Viva come l’Africa

Al Musée du quai Branly i legami tra le arti africane «classiche» e la scena artistica contemporanea

Luana De Micco |  | Parigi

«Ex Africa. Presenze africane nell’arte oggi», allestita fino all’11 luglio al Musée du quai Branly, analizza i legami tra le arti africane «classiche» e la scena artistica contemporanea, superando il concetto di «primitivismo». Per il curatore, il critico e storico dell’arte Philippe Dagen, si tratta di mostrare che «le idee e le forme proprie alle arti africane sono più vive che mai» e di superare quindi, come si legge in una nota del museo, la visione proposta dalla mostra «Primitivism», presentata al MoMA di New York nel 1984-85, «che le riduceva al ruolo di modelli plastici per le avanguardie occidentali della prima metà del XX secolo, privandole delle loro storie e dei loro significati originali».

Muovendo da questo presupposto, il quai Branly presenta, suddivise in tre sezioni, 150 opere di artisti contemporanei, con produzioni realizzate appositamente per la mostra, di Gloria Friedmann, Annette Messager, Kader Attia, Myriam Mihindou o ancora Romulad Hazoumé e Théo Mercier. A mo’ di preambolo opere di Jean-Michel Basquiat, Chéri Samba e Antoni Clavé.
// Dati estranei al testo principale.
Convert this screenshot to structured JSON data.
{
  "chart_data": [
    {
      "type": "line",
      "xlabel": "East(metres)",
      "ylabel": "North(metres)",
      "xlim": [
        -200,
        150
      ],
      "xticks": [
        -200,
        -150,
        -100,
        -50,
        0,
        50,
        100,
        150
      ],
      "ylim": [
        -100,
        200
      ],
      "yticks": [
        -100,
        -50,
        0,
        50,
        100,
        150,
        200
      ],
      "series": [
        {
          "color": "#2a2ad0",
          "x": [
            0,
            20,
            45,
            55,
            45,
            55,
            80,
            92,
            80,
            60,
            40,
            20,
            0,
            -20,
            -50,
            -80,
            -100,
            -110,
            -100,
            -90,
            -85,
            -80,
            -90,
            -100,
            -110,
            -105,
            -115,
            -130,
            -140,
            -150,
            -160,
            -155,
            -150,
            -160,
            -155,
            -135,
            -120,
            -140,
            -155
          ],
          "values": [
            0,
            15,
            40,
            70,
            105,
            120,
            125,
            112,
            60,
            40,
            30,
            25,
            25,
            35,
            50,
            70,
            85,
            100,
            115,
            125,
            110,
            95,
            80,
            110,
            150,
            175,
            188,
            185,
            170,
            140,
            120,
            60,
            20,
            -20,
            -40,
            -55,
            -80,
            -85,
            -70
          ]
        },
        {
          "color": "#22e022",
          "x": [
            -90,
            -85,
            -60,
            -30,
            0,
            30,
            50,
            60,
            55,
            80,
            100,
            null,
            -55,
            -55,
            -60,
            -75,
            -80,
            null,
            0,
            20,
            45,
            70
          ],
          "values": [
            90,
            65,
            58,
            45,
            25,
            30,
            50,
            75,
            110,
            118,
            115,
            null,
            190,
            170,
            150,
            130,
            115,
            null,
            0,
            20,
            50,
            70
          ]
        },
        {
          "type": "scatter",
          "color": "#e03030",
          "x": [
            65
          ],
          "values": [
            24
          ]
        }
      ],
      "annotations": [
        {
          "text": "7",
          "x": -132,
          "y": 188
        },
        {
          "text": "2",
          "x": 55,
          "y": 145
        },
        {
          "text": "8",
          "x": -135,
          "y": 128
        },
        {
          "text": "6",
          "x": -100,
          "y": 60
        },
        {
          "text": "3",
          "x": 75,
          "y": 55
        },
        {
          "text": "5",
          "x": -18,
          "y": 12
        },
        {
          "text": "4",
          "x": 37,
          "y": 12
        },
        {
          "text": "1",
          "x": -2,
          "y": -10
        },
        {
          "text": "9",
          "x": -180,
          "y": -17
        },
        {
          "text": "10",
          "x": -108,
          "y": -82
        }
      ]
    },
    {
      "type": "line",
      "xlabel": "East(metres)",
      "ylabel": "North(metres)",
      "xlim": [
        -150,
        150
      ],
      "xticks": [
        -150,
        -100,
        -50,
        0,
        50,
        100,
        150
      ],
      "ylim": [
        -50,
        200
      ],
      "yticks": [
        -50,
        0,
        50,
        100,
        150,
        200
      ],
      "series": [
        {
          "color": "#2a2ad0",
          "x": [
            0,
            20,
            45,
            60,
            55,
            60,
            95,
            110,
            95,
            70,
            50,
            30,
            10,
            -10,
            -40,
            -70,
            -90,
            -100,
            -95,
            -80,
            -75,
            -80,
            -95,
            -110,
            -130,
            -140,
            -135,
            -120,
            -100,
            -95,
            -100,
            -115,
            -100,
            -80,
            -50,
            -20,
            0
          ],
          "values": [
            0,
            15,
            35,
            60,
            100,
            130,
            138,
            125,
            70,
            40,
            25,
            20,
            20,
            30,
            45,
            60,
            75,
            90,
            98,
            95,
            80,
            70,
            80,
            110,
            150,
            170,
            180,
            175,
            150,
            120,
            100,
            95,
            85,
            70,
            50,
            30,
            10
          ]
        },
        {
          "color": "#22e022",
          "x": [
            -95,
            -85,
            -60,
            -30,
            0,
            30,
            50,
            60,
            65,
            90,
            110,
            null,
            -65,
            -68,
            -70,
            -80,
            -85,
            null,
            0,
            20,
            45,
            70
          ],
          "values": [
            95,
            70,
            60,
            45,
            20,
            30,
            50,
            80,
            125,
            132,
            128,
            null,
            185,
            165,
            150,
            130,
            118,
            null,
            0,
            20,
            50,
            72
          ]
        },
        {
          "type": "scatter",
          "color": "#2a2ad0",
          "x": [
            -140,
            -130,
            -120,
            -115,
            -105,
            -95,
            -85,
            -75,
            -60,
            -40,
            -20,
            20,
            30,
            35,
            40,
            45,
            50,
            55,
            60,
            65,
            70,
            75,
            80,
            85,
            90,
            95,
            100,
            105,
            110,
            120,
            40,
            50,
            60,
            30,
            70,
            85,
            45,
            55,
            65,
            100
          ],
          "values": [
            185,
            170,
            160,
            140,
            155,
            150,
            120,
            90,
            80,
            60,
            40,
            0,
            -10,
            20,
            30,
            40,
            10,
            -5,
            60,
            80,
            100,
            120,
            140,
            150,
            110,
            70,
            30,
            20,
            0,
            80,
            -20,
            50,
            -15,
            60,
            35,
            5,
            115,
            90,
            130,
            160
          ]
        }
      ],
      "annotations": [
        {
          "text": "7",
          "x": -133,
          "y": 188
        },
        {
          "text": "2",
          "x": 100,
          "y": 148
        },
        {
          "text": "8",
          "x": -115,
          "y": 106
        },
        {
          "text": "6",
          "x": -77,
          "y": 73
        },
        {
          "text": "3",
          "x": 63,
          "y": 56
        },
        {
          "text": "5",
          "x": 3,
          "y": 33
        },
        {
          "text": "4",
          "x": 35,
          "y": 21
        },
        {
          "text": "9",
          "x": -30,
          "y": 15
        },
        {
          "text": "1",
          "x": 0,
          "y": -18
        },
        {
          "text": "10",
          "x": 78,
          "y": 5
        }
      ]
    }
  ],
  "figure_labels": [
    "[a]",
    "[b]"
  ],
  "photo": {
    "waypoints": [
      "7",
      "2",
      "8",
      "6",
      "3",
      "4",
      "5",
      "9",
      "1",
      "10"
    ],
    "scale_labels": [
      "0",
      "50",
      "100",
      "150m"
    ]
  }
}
Le installazioni di Jake Chapman e Jean-Michel Alberola e le statue africane cromate di Bertrand Lavier illustrano la prima sezione, «Pop», sul riutilizzo delle forme e dei contenuti d’arte africana nella cultura pop dei beni di consumo e della pubblicità. In «Metamorfosi» sono mostrati i lavori sulle maschere di Orlan e Pascale Marthine Tayou e sul corpo di Gloria Friedmann e Françoise Vergier.

Nella sezione «Attivazioni» si analizza il modo in cui gli artisti rielaborano oggi i codici dell’arte africana alla luce delle sfide attuali, dal dramma delle migrazioni alla problematica recente, cara ad Attia, della restituzione delle opere africane ai Paesi di origine.